As mentioned, location-based analytics (LBA) are significantly different from the more common sample-based analytics. The latter will use a sample of data from 5, 10 or 100 online retailer locations. This data is dangerously non-representative. It’s unreliable because the small sample size is not representative of the whole. When CPGs make decisions based on this kind of data they tend to make costly mistakes. Search ranking, for instance, varies from store to store. If only a sample of locations are analyzed, the average search rank will be quite wrong and companies may spend large amounts of budget to attain a false goal.

An important inherent capability of location-based analytics is the ability to cross reference data sets. The granularity of this kind of data is powerful because it can be linked with other performance metrics at the same locations–thus pointing back to the precise ingredients that go into a conversion. Sample-based analytics cannot match up two data points from the same location because it doesn’t cover all locations. Thus, no performance analysis is possible and a CPG can never understand what actions need to be taken to boost a product’s performance.

Imagine having the ability to deliver hyper-targeted marketing campaigns to shoppers based on a range of past behavior, preferences and their physical whereabouts. Location-based analytics are making this increasingly possible. With this data, you can send personalized offers, promotions, and advertisements to individuals when they are in close proximity to precise products. This level of precision not only enhances the consumer experience but also boosts the likelihood of conversion. It also heightens the effectiveness of eretail media and produces shopper insights through the new data it generates.

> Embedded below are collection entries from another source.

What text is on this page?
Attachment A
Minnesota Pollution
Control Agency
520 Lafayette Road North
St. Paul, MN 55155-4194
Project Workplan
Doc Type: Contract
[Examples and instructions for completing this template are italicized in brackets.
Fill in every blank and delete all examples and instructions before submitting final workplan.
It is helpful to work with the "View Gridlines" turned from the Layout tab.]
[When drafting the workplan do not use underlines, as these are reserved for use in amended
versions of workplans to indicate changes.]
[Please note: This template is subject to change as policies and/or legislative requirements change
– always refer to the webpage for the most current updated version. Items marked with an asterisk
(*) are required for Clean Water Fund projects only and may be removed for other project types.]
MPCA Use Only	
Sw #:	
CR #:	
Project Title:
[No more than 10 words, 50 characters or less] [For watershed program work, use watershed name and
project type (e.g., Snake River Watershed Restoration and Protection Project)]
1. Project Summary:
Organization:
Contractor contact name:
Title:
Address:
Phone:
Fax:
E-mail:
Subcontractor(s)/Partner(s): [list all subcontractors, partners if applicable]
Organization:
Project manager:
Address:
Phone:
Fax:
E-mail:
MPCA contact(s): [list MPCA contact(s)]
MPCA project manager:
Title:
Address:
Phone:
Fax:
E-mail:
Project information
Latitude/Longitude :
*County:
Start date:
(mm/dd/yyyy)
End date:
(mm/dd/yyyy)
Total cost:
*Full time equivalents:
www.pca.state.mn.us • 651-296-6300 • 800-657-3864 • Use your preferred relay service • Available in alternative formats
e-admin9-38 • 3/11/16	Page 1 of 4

Every region has its unique preferences and trends. Through location-based analytics, you can uncover these localized trends and adapt your brand strategy accordingly. Whether it’s tailoring packaging to resonate with a specific cultural sentiment or introducing region-specific product variations, this data arms you with insights to stay relevant and responsive to varying consumer demands.

Efficient supply chain management is the backbone of successful CPG operations. Location-based analytics assists in optimizing distribution networks by identifying where and when products are out of stock and aid in forecasting when they will be.

In the ever-evolving CPG landscape, staying ahead of the competition is crucial. Location-based analytics not only illuminates your brand’s performance but also provides insights into competitors’ activities. Are they gaining ground in a particular region? Are there untapped markets with a high potential for expansion? Are they out of stock? Are they running emedia ads linked to your keywords?

Out of stock (OOS) products are costly for CPGs. In addition to the lost sale, there’s a long term risk of shoppers switching loyalty to another product. Another potential loss is promoting products that aren’t available. LBA can be put to use for this purpose by tracking OOS products and ensuring they’re in stock when emedia campaigns run. This can result in increased return on advertising spend (ROAS).

Armed with those six points, you can strategically position brands for growth.


Implementing location-based analytics


In the dynamic world of CPG products, adapting to market changes is a constant. Location-based analytics emerges as a beacon of data-driven strategy, offering insights on a new and profound level. By harnessing geographical data, you can personalize marketing efforts, optimize supply chains, capitalize on localized trends, identify sales drivers, boost conversions, gain shopper insights and more. Armed with location-based insights, you’re not just navigating; you’re charting a course toward enhanced brand performance and growth. Embrace the power of location-based analytics and embark on a journey that brings your brands closer to your consumers than ever before.